# Craftsman Tablesaw with Router wing



## rjhanby (May 4, 2007)

My Craftsman table saw has a cast iron router table extension wing on it. It's machined to mount some router (I assume a Craftsman) that Sears carried in the past. All the current Sear's routers that I've seen in their store, have the same base mounting screw layout as my Hitachi (and I think the Porter Cable) routers. I ran down a Craftsman adapter plate to work with this wing and I can attach my router and all works fine. At least it did until recently. The adapter plate cost me a little bit height and trying to use a lock miter bit that lost height is coming back to bite me.

Anyone have any idea what router they may have machined that table to mount? I'm sure that Sears didn't manufacture that router, so I'm wondering if Ryobi, B&D, or whoever still has a router with that mounting screw layout.

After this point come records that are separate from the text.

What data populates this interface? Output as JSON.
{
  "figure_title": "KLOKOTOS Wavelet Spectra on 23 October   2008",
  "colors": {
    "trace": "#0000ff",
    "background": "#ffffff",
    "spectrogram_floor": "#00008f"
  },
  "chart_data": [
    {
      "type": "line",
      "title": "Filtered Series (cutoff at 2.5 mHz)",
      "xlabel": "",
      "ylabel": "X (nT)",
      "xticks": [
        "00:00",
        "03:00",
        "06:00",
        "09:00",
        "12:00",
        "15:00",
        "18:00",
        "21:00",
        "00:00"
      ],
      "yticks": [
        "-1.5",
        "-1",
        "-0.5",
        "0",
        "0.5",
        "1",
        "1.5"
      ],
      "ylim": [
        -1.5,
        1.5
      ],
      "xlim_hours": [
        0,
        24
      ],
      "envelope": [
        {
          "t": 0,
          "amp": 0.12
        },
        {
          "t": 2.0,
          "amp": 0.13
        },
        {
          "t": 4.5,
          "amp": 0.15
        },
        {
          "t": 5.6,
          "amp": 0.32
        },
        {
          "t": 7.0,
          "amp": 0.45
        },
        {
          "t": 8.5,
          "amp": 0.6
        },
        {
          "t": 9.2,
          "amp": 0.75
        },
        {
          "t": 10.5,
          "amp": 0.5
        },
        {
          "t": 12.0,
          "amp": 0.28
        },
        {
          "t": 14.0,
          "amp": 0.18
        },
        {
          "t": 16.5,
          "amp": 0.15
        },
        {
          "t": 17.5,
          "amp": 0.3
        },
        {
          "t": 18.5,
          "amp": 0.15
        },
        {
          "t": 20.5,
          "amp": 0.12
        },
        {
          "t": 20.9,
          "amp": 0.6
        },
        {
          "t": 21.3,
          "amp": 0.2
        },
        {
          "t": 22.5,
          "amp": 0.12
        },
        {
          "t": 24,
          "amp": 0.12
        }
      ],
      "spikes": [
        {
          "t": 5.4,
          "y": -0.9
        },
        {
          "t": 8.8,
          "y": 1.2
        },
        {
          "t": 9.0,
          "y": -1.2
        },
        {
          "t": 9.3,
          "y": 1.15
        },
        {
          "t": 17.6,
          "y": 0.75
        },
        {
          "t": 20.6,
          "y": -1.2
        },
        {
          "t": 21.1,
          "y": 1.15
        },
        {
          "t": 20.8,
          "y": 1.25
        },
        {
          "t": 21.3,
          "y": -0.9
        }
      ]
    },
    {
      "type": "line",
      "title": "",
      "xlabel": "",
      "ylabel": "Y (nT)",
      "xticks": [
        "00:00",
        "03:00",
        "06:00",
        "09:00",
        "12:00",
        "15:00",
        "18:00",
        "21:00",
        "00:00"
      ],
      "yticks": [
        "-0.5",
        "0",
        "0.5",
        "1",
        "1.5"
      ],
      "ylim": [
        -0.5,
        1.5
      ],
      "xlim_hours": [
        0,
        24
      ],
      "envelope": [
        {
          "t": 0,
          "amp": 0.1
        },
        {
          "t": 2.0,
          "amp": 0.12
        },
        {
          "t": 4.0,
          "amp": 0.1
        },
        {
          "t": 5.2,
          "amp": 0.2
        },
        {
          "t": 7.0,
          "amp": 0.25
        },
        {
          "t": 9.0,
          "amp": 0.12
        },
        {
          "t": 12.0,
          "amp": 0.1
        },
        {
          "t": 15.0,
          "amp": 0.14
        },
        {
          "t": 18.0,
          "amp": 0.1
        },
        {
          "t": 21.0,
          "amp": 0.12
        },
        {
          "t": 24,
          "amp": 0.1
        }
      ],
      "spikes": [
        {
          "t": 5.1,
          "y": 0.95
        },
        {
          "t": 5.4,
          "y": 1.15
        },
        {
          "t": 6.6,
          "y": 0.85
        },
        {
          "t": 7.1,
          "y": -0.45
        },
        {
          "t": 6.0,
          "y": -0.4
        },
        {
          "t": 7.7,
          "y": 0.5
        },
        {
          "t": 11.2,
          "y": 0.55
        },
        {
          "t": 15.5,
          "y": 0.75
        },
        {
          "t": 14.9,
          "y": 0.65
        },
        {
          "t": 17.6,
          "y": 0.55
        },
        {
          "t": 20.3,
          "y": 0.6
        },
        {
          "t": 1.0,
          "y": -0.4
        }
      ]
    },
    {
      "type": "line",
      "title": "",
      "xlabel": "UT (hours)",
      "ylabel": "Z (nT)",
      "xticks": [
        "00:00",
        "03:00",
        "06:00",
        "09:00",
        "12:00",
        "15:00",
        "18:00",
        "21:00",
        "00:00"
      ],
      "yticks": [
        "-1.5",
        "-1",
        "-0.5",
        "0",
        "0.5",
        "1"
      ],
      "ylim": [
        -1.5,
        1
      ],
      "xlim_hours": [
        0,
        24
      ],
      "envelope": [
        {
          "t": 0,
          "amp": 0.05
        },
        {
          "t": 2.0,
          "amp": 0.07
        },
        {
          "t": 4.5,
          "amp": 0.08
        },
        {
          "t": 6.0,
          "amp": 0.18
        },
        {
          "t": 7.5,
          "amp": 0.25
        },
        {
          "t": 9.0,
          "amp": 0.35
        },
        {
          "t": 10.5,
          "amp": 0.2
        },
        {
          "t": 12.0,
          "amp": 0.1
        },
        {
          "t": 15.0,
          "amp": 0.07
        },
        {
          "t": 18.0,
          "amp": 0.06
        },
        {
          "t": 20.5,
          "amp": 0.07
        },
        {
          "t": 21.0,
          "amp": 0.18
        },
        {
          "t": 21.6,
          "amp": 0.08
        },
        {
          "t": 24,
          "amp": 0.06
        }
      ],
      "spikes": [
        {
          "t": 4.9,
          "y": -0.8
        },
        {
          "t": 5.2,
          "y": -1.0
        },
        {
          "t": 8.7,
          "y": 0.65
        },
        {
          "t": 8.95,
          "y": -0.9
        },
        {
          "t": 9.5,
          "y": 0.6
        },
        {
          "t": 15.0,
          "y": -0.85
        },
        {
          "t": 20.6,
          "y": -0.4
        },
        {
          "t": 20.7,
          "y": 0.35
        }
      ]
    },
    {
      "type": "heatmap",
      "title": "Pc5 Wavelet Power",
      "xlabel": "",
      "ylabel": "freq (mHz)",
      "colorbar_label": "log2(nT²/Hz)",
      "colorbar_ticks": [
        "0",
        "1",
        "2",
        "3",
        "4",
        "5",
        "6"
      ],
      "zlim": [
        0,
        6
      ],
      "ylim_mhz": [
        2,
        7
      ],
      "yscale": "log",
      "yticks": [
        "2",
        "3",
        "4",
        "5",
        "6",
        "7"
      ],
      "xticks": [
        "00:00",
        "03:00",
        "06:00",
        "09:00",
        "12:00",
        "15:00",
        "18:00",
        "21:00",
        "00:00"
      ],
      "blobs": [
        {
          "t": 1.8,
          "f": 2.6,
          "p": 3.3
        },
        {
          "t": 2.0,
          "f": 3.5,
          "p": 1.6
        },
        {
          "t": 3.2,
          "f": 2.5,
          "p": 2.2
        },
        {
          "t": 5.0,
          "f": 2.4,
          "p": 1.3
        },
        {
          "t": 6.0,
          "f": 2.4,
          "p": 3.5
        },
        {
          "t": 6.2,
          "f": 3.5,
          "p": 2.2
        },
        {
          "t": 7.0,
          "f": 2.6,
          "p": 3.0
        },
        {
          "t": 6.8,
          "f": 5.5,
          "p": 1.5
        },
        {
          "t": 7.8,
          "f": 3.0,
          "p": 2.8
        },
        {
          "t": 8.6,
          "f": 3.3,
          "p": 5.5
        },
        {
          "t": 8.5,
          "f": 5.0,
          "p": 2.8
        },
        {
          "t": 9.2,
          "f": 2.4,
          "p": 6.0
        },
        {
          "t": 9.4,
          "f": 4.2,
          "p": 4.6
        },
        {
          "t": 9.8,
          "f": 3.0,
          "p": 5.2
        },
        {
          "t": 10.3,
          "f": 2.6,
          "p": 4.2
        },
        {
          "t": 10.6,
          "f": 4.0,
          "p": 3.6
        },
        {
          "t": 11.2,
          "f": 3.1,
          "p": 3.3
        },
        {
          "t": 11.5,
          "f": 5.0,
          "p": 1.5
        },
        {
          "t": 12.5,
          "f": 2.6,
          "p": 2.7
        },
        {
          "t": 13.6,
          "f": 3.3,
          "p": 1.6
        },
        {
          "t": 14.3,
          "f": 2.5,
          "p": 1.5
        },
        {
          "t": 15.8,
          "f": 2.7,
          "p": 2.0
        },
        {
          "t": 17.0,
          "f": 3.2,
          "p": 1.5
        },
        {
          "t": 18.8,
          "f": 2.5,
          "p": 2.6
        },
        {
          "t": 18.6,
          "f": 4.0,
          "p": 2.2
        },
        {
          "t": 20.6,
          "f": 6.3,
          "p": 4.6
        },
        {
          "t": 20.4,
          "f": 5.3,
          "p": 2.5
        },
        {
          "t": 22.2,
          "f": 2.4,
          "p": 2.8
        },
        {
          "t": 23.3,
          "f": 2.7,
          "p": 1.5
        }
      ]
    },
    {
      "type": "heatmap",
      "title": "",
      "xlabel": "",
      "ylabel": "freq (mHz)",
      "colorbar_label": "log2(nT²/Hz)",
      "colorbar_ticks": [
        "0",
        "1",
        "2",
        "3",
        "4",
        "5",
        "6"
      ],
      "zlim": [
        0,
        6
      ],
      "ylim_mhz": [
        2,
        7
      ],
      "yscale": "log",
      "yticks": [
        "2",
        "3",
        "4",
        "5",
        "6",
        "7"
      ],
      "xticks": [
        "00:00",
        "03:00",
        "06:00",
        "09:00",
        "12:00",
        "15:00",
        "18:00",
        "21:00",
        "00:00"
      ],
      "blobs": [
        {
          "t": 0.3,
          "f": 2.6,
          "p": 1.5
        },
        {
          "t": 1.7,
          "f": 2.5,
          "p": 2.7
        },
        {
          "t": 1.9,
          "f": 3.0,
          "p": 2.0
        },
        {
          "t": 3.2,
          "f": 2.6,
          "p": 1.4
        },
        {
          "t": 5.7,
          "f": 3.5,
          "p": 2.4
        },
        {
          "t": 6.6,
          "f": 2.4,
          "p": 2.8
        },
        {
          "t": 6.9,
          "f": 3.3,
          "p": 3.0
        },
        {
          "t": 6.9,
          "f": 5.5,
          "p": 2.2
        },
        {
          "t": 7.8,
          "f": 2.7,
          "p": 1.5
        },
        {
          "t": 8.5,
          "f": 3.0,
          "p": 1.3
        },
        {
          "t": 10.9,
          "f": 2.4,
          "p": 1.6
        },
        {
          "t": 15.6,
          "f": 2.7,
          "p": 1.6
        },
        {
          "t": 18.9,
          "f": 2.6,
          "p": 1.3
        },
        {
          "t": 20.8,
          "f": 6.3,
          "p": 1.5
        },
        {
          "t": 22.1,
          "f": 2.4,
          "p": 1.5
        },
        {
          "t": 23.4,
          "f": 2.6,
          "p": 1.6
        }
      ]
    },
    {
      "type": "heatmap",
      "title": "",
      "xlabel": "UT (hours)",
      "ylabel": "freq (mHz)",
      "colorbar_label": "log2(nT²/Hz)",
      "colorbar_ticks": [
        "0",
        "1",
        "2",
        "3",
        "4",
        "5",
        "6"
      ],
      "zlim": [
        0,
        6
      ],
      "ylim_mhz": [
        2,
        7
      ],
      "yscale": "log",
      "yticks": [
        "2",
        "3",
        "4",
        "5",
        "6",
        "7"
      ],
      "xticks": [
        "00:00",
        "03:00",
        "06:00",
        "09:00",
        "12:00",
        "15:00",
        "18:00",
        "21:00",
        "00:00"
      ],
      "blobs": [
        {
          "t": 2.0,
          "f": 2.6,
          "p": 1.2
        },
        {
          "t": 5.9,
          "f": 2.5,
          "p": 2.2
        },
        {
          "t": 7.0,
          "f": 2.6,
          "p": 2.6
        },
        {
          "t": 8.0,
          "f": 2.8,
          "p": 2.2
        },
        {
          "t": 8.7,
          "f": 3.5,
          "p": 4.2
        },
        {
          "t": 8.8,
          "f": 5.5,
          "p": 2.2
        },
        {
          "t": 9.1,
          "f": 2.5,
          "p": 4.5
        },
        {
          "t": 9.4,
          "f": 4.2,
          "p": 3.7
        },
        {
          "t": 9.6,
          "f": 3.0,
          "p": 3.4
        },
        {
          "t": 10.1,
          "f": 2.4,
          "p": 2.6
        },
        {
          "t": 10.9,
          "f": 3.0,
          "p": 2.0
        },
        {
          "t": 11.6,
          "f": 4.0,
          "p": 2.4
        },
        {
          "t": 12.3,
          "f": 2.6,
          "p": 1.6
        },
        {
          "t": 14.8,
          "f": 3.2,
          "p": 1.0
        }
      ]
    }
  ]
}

Another track, do you think an inexpensive router's bottom area where the base is attached would be up to me drilling and taping holes to match this table? The table is cast iron and has the mounting holes already drilled and countersunk, I'm not brave enough to tackle drilling it <g>

Thanks!


----------



## vikingcraftsman (Mar 31, 2006)

I have that old router in my table and I bought it used from Sears years ago. I have to use wood clamps on it to keep the bit from slipping down. It is a 2 hourse power router but only uses 1/4 inch bits. So I build an extention table right next to the wing for my big Bousch router. I like the sears router because I can use the table saws sliding arm and open up the wood extentions to the right size for the bit. With my big router I have made a cut out for the largest bit. I have an Inkara plastic fence.


----------